Kepala Satpol PP Kota Samarinda, Anis Siswantini, mengatakan salah satu sasaran penertiban merupakan bangunan yang awalnya digunakan sebagai pangkalan ojek, namun kemudian berubah fungsi menjadi lokasi usaha sejumlah pedagang kaki lima.

“Patroli dan penertiban ini merupakan bagian dari penegakan perda. Salah satu yang kami tertibkan adalah bangunan yang sebelumnya ditempati ojek, lalu berkembang menjadi tempat berjualan beberapa pedagang,” ujarnya.

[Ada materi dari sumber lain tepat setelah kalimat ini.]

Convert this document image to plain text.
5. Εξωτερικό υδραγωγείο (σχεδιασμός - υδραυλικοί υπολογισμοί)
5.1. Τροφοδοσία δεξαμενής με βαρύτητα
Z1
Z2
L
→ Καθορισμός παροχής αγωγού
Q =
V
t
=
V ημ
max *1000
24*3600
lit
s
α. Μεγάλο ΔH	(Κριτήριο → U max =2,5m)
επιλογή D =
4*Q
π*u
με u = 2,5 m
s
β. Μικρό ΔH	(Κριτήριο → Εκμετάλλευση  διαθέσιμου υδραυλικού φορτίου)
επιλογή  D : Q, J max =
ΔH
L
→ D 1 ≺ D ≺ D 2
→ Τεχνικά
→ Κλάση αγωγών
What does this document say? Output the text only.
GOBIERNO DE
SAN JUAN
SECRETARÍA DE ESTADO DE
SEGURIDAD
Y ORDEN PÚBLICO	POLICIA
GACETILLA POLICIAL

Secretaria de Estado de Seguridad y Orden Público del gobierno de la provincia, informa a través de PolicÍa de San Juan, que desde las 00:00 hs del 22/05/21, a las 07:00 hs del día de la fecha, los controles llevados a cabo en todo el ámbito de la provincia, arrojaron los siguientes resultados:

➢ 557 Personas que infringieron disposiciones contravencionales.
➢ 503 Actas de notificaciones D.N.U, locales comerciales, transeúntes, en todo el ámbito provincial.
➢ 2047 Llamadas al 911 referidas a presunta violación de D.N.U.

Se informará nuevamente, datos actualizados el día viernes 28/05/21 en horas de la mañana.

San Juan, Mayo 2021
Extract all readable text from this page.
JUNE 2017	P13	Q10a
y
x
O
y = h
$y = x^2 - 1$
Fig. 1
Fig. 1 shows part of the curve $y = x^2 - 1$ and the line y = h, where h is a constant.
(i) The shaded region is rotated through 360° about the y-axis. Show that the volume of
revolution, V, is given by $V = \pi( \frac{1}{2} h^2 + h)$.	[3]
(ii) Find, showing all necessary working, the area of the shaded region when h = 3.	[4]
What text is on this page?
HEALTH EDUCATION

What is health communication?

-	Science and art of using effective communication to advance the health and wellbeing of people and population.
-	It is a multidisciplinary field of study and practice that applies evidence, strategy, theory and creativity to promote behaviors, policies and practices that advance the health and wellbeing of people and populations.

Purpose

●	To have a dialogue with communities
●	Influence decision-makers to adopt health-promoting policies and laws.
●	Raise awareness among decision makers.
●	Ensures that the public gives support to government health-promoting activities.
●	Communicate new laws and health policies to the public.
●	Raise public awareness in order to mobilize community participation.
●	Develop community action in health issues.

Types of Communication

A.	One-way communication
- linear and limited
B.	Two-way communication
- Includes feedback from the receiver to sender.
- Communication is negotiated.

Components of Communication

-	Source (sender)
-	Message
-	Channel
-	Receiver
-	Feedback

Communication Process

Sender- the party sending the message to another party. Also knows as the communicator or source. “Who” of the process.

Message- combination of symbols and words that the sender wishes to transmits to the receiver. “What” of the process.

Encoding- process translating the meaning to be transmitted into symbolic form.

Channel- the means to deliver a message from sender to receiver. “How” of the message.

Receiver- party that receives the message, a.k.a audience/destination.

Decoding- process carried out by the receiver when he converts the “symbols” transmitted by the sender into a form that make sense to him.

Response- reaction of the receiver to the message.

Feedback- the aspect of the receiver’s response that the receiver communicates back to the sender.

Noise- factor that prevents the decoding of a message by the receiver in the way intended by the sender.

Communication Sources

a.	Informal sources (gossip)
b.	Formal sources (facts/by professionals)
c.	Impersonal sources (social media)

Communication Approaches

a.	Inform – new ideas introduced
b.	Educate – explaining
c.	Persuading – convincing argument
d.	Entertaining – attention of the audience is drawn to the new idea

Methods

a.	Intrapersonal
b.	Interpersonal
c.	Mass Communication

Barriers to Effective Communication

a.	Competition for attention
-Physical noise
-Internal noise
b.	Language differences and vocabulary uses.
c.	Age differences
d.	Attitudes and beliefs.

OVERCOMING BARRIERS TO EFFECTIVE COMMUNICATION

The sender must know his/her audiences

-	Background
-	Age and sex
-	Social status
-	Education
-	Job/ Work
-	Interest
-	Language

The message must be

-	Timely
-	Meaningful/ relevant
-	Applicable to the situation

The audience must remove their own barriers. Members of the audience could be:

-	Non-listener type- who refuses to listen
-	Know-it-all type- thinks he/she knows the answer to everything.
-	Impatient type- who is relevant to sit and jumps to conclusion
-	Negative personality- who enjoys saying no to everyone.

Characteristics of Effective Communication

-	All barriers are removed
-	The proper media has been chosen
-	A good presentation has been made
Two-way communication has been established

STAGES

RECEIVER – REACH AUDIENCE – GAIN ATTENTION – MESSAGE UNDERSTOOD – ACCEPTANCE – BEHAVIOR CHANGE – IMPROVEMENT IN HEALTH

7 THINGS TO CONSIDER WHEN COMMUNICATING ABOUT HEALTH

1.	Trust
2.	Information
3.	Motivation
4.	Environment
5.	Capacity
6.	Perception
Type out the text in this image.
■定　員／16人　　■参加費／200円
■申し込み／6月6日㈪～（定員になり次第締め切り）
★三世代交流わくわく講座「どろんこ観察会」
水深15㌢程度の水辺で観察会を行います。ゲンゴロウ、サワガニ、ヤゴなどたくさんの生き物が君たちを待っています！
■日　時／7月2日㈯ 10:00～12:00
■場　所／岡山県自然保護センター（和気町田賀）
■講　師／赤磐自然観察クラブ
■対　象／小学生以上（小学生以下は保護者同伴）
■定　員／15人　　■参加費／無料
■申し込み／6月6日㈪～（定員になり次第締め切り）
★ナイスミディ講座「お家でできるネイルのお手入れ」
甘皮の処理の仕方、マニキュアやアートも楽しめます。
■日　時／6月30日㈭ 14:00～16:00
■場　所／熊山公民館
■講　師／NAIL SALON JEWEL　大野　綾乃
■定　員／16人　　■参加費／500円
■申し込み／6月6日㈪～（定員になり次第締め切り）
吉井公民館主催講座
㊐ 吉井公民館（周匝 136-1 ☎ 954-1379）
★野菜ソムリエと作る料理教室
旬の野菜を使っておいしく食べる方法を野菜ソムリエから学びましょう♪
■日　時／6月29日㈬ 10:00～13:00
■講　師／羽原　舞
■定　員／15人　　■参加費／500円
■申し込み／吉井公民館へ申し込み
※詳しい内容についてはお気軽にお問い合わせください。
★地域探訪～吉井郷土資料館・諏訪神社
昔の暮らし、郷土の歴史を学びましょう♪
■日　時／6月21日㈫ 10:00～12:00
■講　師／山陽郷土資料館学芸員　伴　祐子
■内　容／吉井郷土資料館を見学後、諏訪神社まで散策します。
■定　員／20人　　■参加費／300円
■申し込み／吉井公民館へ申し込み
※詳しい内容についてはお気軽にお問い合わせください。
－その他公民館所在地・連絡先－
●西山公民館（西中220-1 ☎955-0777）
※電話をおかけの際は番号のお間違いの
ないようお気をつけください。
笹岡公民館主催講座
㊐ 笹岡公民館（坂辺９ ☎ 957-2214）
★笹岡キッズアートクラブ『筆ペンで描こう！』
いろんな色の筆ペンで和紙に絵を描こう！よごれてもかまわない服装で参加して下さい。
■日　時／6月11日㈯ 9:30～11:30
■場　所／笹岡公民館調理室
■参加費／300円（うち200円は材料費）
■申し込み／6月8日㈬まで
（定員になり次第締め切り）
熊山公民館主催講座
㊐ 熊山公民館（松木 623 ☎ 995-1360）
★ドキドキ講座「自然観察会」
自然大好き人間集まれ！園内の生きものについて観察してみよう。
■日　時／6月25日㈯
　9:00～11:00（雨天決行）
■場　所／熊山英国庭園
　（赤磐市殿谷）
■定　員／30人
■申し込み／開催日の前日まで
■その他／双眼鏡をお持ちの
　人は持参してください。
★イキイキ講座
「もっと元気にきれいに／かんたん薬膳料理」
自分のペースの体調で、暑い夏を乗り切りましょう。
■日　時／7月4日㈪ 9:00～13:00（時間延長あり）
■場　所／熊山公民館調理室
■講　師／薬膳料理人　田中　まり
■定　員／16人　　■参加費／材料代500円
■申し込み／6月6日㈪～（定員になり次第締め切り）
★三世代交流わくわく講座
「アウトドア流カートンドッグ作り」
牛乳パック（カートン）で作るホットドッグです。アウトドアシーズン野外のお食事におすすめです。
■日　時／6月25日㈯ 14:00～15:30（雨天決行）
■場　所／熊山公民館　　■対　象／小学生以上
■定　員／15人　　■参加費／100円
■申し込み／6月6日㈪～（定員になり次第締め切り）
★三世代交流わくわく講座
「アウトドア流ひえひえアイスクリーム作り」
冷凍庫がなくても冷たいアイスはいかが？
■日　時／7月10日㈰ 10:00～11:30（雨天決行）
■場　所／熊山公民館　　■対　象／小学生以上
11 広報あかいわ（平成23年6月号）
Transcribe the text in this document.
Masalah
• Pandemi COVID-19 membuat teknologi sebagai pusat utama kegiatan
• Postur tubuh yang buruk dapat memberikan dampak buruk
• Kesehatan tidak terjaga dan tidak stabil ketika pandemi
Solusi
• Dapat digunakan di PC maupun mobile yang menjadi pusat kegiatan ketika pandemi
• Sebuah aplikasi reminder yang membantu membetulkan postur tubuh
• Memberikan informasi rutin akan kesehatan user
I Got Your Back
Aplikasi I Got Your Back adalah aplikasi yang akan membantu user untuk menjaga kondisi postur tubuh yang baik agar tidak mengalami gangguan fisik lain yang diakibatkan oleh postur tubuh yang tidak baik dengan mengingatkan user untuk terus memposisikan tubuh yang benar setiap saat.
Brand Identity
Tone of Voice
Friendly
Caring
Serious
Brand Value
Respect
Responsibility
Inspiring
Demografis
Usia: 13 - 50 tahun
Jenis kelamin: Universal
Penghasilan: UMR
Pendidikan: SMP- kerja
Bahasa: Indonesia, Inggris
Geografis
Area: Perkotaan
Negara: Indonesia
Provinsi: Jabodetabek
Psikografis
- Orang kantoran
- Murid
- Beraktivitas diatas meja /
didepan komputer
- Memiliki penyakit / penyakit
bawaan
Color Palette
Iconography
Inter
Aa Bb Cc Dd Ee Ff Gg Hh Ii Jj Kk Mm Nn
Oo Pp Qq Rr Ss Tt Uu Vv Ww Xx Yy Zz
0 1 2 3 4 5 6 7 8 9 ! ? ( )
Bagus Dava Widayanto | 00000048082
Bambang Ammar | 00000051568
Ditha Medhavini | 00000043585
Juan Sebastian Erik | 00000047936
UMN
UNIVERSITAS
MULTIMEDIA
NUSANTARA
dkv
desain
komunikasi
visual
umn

Anis menegaskan seluruh proses telah dilakukan sesuai prosedur. Sebelum pembongkaran dilaksanakan, pihaknya telah memberikan peringatan dan melakukan koordinasi dengan RT, kelurahan, kecamatan hingga personel Satpol PP yang bertugas di wilayah tersebut.

Menurutnya, penataan kawasan pasar perlu dilakukan secara konsisten agar fasilitas umum tidak kembali digunakan untuk kepentingan usaha yang melanggar ketentuan.

Selain bangunan liar, Satpol PP juga menyoroti keberadaan lapak permanen yang menggunakan badan jalan di depan Pasar Baqa. Padahal kawasan tersebut sebelumnya telah beberapa kali ditata oleh pemerintah.

Dalam kegiatan itu, petugas turut menemukan persoalan kebersihan lingkungan. Sejumlah pedagang ikan dan ayam diketahui membuang limbah langsung ke saluran drainase yang berpotensi menyebabkan penyumbatan dan memicu genangan saat hujan.

“Kami meminta pedagang lebih peduli terhadap kebersihan lingkungan. Jika masih ditemukan pelanggaran yang sama, tentu akan ada tindakan lanjutan,” tegas Anis.

Sementara itu, Camat Samarinda Seberang, Aditya Koesprayogi, menyatakan dukungannya terhadap langkah penataan yang dilakukan Satpol PP. Ia menilai sejumlah lapak yang ditertibkan telah melampaui batas area berjualan hingga menggunakan badan jalan dan fasilitas umum.

Menurut Aditya, pemerintah tidak melarang masyarakat menjalankan usaha, namun aktivitas tersebut harus tetap memperhatikan aturan serta hak pengguna ruang publik lainnya.

“Kami akan terus melakukan pengawasan dan edukasi kepada masyarakat. Silakan berusaha, tetapi jangan sampai menggunakan fasilitas umum yang menjadi hak bersama,” katanya.

Pemerintah berharap penertiban ini dapat menjadi langkah awal untuk menciptakan kawasan Pasar Baqa yang lebih tertib, aman, dan nyaman bagi pedagang maupun masyarakat yang beraktivitas di sekitar pasar.